Coral Springs is the latest to install a web of cameras, as the Broward Sheriff’s Office would like to see them posted all around the county.
Privacy experts say the cameras may go too far, as authorties can become intrusive and open to abuse.
“People should be able to leave their homes without being tracked on a daily basis,” said Saira Hussain, a staff attorney for the Electronic Frontier Foundation in California.
The Coral Springs cameras will be mounted on poles such as traffic lights or pedestrian walkways, and University Drive and Sample Road will be the priority because they’re the busiest streets.
Boca Raton police have 430 cameras installed throughout the city. Fort Lauderdale Police have cameras for “safety and security as well as to assist in investigations.”
Sheriff’s Office spokeswoman Veda Coleman-Wright called cameras “tremendously valuable tools that will immediately give investigators eyes on a scene and help them solve crimes and arrest suspects as quickly as possible. We’d like to see installed on poles throughout the county, not just the cities we provide police service. We all know criminals are not bound by jurisdiction,” she said.

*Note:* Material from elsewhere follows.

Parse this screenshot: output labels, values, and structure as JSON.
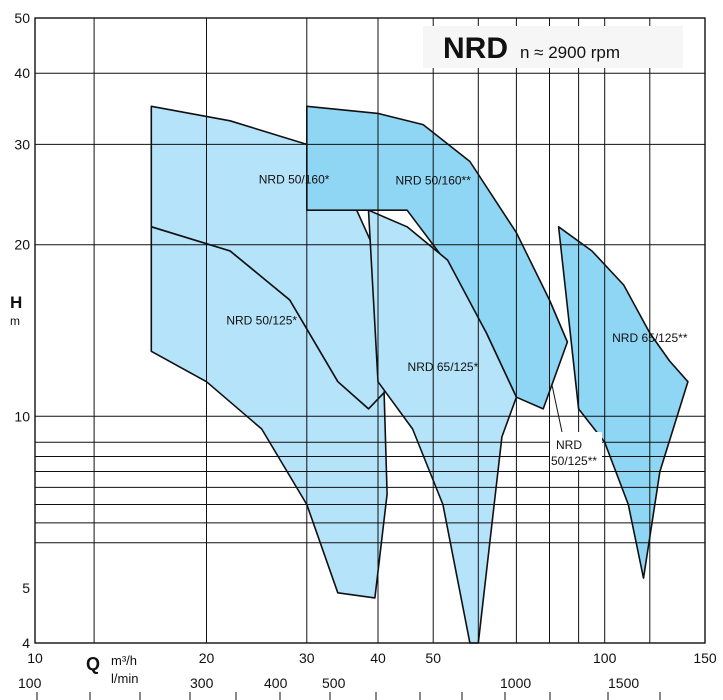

County commissioners recently gave their blessing, but some commissioners had questions.
People don’t have an “expectation of privacy anymore because there are cameras everywhere,” said Commissioner Tim Ryan. Still, could a camera accidentally capture scenes from a home window, backyard or swimming pool, near a roadway?
The cameras will help detectives investigate traffic crashes and track fleeing cars, McKeone said. The cameras work separately from license plate reader cameras, which scan plates of passing cars and send information to a state and national database.